The clashes broke out after troops dismantled the protesters' tents on the square's median, witnesses said. There were no immediate reports of casualties or arrests. Troops backed by armored vehicles and hundreds of riot police used clubs to clear the square after protesters ignored pleas over loudspeakers to leave. Military police fired shots in the air and protesters hurled rocks.
The operation brought an end to nearly a month of renewed daily protests in the central square that was the birthplace of the 18-day uprising that overthrew Mubarak in February.
Several hundred demonstrators had rebuilt the round-the-clock protest camp there on July 8 to renew the pressure on Egypt's transitional military rulers to swiftly bring Mubarak and other members of his regime to trial.
After the army's clearing operation, vehicle traffic instantly returned to the busy interchange in the heart of downtown for the first time in weeks.
Egypt's activists, many of whom are suspicious of the ruling military council's pledges to bring genuine reforms, are demanding Mubarak loyalists be weeded out from key state institutions like the judiciary, police and civil service.
Mubarak's trial on charges he ordered the killing of protesters in the crackdown earlier this year is scheduled to start in Cairo on Wednesday. Seeing him and other members of his regime brought to public trial is a key demand of the protesters.

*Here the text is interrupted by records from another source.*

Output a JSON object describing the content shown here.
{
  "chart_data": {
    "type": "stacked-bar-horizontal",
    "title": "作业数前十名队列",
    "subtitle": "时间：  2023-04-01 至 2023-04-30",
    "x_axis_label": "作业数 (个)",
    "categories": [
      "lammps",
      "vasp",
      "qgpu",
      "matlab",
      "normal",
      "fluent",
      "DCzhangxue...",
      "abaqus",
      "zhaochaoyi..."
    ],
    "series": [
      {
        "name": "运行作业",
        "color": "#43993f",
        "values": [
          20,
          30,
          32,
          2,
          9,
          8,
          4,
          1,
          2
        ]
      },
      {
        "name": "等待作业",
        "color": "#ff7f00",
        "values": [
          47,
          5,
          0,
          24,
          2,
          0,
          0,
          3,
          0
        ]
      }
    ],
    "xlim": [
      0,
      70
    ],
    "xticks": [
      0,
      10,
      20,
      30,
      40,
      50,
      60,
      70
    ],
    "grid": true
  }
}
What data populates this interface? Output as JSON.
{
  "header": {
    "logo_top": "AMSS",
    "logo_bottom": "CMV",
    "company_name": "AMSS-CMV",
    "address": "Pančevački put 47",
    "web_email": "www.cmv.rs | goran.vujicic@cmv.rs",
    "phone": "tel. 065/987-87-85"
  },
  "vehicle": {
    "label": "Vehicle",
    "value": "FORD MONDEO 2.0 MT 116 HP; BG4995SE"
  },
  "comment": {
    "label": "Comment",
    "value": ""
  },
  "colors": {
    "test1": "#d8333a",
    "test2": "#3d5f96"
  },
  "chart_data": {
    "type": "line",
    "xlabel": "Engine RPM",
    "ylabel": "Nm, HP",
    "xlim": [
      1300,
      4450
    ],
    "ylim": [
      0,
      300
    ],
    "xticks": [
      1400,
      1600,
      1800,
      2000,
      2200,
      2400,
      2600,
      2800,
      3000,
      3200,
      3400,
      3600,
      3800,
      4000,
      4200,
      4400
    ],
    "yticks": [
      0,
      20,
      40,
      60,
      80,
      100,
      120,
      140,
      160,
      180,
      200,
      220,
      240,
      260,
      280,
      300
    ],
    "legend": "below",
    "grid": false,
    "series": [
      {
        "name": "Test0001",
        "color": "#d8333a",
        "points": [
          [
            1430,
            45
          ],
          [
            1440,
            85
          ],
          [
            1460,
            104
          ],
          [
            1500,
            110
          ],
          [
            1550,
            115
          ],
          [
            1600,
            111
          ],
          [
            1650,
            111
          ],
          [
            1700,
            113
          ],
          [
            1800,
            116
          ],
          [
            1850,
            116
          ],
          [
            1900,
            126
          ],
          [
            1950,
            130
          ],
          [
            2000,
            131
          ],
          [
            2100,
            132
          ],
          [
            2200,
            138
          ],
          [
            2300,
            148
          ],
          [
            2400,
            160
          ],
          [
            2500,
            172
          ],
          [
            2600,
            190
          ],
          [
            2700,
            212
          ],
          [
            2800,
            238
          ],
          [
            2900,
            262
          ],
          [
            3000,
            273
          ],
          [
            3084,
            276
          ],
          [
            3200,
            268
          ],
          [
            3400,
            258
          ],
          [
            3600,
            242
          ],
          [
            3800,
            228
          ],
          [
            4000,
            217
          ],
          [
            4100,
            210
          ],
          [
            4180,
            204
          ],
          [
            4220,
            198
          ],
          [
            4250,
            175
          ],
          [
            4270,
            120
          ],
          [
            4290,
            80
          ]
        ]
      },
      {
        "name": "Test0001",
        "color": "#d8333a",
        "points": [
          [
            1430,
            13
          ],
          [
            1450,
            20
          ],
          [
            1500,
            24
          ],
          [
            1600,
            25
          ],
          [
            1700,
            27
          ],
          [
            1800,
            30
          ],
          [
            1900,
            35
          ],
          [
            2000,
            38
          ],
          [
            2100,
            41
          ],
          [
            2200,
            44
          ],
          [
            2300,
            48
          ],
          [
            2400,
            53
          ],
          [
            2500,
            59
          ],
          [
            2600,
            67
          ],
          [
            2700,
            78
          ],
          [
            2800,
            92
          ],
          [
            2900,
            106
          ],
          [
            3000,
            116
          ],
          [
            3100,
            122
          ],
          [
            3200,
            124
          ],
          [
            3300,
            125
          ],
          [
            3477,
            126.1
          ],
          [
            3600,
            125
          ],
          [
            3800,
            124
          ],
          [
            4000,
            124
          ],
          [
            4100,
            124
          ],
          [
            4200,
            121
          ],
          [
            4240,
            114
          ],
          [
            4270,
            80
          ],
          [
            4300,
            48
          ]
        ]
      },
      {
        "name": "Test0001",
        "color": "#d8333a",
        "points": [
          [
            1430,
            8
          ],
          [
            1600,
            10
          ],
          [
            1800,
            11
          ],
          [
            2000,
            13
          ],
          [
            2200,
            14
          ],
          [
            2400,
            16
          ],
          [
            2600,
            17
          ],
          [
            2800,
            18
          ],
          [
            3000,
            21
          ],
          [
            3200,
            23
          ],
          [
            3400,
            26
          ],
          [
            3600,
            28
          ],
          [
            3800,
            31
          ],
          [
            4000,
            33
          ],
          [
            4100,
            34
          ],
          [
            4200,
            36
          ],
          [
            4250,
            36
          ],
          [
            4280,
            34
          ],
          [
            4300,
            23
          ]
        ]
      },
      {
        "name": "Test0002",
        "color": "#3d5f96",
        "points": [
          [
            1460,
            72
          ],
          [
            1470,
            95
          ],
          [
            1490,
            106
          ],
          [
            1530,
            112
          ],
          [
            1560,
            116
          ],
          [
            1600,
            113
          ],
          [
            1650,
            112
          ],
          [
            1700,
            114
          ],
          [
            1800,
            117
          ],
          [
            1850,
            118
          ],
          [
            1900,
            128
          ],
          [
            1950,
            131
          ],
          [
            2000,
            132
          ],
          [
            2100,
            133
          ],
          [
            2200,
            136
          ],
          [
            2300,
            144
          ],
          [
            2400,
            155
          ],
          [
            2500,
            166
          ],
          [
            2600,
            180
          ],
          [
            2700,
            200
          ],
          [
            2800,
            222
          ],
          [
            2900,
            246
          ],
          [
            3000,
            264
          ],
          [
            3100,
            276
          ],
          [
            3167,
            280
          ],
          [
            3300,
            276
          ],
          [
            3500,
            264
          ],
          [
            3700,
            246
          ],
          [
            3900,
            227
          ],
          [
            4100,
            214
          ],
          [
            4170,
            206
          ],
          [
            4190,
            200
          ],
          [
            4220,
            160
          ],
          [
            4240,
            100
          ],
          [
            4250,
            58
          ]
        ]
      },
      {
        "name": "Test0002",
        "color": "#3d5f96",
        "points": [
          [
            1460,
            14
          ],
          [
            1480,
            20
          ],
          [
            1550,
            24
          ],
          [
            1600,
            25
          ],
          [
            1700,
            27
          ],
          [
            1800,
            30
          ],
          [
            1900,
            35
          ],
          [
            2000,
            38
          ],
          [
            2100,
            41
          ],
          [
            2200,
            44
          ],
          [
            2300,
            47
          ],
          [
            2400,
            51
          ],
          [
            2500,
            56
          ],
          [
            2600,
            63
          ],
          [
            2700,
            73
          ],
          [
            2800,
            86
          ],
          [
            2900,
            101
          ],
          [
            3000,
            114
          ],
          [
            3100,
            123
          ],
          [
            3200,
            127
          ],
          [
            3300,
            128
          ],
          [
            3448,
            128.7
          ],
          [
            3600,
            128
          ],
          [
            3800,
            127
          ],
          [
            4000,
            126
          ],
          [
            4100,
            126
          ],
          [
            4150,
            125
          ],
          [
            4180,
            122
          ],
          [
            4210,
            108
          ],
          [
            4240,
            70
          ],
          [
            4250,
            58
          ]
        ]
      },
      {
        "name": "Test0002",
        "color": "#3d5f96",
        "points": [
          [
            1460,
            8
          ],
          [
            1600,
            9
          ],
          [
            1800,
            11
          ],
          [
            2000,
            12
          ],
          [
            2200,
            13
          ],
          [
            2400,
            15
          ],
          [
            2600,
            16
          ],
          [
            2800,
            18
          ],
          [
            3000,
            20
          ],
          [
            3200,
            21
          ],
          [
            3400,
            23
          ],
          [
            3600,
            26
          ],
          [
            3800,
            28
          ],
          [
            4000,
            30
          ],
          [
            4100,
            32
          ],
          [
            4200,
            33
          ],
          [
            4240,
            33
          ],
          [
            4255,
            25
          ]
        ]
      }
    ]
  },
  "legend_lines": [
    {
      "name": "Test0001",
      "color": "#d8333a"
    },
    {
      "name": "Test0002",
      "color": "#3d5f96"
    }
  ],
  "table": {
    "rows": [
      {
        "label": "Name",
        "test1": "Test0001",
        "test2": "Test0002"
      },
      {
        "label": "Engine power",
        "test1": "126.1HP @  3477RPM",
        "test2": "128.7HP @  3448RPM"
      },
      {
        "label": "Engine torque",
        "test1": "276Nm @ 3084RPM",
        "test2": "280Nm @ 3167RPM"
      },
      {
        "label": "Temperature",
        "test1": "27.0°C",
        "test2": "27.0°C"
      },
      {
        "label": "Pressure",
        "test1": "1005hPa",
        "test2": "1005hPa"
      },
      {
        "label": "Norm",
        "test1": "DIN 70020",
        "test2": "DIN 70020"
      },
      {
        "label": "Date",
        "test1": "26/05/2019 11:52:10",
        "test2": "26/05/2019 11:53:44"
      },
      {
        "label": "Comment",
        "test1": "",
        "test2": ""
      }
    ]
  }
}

Monday's clashes came after a small group of protesters decided to continue the sit-in at Tahrir Square even though most groups decided to end it to mark the start this week of the holy month of Ramadan, when devout Muslims refrain from food, drink, smoking and sex from dawn to dusk.
After the confrontations, the square's median was covered with the personal belongings of the protesters and the tents' torn canvass.
Many of those who had remained at the square were relatives of some of the 850 protesters killed during the uprising.
The relatives and other protesters wanted to continue with the sit-in until Mubarak appears in the first hearing of his trial on Wednesday. Others wanted to stay at the square until all other demands are met.
Mubarak, his security chief and six top police officers could face the death sentence if convicted of ordering the use of lethal force against the protesters.